Home Buying Property In and Outs of REITs

In and Outs of REITs

Permission for UK Real Estate Investment Trusts (REITs) to launch in January 2007 was one of a series of changes to the property investment scene brought about by the UK Treasury in the last few years. It follows the change in unit trust rules in March 2004 that allowed unit trust funds to be 100% invested directly into property. In December 2005 these funds were opened up as an option for ISA purchasers.

Investors have had to wait over three years since Gordon Brown first announced that REITs were being considered in order to give savers another way of investing in commercial property. Last year the Chancellor made a last minute decision to exclude direct investment in property from the new self-invested pension plans (SIPPs) with the exception of halls of residence and property syndicates above a certain size.

When looking at alternatives to direct investment in property the field is now looking fairly full and it’s helpful to distinguish between the different species and sub-species and their different strengths and weaknesses.

Property Investment Companies

First in the list are property investment companies. Share price services such as Thomson Datastream show that there about 50 property companies listed on the LSE main market’s property sector with a further 90 quoted on the AIM market. Some of the leading UK property companies (10 of them by mid-February) had metamorphosed into REITs but, confusingly, they still appear with as property companies of the share price pages in the newspapers.

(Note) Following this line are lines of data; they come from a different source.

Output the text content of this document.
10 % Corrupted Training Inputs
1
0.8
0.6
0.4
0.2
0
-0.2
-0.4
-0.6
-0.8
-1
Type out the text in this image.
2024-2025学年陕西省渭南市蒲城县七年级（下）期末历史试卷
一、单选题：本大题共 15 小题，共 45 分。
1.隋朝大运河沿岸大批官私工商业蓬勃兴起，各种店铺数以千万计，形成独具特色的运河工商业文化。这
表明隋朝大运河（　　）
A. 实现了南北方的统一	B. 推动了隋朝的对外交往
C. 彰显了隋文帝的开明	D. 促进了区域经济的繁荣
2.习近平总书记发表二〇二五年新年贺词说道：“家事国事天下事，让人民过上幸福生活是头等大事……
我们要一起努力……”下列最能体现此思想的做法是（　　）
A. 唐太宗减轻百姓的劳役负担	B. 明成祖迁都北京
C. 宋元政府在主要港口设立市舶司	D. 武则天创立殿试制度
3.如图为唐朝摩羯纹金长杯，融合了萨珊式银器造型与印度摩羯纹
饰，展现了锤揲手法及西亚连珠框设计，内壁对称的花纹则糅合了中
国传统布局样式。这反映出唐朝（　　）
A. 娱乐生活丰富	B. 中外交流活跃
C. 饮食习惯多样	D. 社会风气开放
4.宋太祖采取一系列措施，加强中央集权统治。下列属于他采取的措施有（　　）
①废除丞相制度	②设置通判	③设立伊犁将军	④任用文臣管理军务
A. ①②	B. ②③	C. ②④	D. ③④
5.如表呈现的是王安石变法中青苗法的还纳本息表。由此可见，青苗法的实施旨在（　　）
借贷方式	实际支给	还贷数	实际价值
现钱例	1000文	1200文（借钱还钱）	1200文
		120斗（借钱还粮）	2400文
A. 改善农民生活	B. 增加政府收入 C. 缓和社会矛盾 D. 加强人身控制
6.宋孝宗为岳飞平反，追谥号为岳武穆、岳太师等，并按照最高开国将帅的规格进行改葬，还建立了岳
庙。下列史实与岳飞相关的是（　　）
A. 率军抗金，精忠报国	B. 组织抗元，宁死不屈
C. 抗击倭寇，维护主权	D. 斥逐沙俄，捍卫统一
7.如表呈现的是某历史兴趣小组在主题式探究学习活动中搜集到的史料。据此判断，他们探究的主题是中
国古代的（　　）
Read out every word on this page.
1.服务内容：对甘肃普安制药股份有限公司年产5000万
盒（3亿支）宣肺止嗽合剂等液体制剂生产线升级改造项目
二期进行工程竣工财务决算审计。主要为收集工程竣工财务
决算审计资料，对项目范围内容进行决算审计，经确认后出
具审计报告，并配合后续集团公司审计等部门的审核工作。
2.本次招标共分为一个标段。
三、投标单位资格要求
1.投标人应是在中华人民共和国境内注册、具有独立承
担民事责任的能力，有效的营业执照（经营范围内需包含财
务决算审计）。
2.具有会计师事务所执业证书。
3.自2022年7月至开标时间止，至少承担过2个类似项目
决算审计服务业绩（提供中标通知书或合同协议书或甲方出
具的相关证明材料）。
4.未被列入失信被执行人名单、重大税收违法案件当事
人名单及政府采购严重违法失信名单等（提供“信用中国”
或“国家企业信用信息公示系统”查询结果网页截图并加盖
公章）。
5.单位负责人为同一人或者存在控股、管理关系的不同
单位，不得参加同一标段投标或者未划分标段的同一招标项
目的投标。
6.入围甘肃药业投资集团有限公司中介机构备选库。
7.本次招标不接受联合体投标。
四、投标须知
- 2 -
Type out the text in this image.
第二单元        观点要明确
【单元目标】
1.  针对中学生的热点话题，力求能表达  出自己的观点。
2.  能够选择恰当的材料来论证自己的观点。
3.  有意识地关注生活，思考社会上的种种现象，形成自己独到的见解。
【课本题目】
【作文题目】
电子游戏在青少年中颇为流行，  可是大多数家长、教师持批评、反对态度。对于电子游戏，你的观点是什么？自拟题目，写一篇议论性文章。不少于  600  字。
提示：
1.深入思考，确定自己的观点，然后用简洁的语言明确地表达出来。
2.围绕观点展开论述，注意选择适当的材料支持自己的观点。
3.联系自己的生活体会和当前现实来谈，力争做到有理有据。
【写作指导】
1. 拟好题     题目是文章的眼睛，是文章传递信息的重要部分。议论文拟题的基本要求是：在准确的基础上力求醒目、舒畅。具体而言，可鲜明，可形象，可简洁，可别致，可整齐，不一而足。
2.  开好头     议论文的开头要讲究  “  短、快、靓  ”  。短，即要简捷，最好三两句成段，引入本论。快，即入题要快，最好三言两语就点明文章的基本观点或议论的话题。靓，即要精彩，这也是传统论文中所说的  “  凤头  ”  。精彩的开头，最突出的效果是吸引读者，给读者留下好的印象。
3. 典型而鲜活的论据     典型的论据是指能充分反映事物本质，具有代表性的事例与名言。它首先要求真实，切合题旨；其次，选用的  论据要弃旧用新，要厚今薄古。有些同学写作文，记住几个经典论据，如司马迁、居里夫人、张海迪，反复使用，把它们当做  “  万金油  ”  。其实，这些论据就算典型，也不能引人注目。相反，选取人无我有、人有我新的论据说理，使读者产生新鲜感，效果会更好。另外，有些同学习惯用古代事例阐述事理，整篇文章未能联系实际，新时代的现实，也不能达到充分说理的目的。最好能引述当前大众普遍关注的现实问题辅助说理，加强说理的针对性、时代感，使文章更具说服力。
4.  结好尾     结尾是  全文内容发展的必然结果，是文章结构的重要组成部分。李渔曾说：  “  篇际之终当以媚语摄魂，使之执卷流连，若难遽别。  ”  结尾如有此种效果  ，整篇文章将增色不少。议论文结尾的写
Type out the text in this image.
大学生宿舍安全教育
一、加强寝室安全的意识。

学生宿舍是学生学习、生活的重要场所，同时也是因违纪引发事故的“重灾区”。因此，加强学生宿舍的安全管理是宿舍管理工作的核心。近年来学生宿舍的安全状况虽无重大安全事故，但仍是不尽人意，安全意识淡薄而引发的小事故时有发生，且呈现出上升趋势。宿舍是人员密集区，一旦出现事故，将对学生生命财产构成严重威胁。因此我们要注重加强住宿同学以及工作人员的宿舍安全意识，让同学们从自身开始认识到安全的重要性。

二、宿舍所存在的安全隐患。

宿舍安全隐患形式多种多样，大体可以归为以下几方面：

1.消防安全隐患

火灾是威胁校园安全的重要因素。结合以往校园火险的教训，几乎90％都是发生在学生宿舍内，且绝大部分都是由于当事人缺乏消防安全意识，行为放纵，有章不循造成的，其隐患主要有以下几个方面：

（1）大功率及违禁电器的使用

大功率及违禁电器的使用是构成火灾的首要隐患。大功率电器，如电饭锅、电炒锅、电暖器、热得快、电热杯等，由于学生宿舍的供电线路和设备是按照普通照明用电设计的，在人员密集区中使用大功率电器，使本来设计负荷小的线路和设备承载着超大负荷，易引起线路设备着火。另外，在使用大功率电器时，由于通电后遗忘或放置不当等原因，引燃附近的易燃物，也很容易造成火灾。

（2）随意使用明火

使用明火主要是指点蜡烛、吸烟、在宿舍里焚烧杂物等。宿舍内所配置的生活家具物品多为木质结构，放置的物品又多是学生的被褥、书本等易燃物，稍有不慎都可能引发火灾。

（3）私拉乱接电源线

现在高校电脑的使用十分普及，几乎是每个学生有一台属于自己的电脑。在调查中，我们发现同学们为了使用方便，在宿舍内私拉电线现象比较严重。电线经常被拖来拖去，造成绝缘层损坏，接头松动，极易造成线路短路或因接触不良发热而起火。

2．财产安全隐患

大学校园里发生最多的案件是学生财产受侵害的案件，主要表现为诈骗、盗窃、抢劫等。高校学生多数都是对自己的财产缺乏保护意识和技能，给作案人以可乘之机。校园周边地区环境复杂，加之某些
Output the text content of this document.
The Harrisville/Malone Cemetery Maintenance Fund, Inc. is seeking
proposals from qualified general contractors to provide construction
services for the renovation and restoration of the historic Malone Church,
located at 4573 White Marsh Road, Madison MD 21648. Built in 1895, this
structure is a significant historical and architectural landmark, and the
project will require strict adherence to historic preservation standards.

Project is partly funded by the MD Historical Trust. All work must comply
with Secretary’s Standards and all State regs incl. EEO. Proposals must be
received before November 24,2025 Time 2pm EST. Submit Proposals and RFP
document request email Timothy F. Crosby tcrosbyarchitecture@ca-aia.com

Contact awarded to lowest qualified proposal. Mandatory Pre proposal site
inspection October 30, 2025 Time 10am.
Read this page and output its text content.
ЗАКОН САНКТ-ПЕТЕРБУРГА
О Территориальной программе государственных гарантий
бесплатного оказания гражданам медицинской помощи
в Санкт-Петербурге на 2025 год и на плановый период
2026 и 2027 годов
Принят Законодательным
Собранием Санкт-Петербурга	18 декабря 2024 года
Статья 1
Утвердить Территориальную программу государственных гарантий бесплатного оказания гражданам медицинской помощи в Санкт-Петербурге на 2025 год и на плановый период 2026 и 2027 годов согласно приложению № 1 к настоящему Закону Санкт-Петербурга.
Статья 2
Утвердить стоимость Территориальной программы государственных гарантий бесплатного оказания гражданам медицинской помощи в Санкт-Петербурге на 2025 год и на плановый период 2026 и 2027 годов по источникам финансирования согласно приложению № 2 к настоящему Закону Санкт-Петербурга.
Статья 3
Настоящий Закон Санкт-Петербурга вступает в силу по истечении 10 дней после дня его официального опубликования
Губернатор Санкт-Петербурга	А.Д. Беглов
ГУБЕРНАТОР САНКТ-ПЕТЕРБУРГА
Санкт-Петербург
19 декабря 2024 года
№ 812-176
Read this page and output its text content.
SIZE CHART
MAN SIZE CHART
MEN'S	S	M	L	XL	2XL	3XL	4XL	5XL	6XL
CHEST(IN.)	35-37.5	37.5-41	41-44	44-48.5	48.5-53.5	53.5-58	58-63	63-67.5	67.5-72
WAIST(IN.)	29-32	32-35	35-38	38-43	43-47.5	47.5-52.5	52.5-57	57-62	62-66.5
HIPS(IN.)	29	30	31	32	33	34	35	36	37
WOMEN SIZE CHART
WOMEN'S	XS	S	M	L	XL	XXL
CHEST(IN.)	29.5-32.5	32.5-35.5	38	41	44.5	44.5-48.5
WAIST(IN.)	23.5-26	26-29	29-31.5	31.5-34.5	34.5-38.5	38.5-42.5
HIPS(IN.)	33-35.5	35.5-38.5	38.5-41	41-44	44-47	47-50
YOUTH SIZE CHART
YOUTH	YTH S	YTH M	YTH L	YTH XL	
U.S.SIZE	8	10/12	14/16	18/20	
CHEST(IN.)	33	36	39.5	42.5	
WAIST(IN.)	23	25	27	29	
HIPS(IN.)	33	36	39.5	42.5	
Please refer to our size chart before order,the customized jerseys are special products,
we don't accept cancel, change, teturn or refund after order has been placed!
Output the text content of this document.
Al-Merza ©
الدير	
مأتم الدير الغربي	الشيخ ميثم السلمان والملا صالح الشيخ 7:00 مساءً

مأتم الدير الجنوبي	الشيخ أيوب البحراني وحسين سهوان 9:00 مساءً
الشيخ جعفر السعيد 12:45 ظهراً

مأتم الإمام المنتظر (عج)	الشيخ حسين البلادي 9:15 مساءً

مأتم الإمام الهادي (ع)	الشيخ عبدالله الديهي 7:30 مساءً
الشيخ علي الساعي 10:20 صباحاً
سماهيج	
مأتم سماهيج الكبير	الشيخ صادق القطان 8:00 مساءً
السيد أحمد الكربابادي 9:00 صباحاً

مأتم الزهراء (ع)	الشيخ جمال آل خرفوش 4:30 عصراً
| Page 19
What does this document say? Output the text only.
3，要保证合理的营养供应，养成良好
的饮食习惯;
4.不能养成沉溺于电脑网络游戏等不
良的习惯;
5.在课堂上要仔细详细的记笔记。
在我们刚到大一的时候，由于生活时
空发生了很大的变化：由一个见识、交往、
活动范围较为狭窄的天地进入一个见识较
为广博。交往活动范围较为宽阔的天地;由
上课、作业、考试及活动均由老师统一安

Unit Trusts – Onshore Investment Funds

Secondly, there are the onshore investment funds (unit trusts) mentioned above that specialise in property; for example, Norwich Union Property. Norwich Union Property was established in 1991 and invests in property directly as well as having a (relatively small) proportion of its investments in property companies. Funds investing heavily in property shares will tend to be less risky but at the same time slightly less profitable.

One consideration for investors in property unit trusts is that the fund will be paying tax on its rental income and will be deducting dividend tax at source. Last autumn Norwich Union also launched an overseas property fund with a brief to invest in 50 to 75 investment trusts covering Australia, North America and Continental Europe. The Investment Management Association (IMA) includes property investment funds in its “specialist” sector.

Property Investment Trusts

The third type of investment vehicles are the property investment trusts such as TR Property and the more commons offshore investment trust. The latter tend to be based in the Channel Islands or the Isle of Man but it’s important to remember that, though they enjoy offshore tax advantages, the actual investments they are making are generally in the UK.

When considering investing in an investment trust as opposed to an investment fund it is important to remember that, firstly, the share price may vary from upwards or downwards from the value of the trusts property investments and, secondly, that trusts are allowed to borrow; a highly geared trust has the potential to exaggerate profits or losses depending on the trust’s managers skill in reading the property market.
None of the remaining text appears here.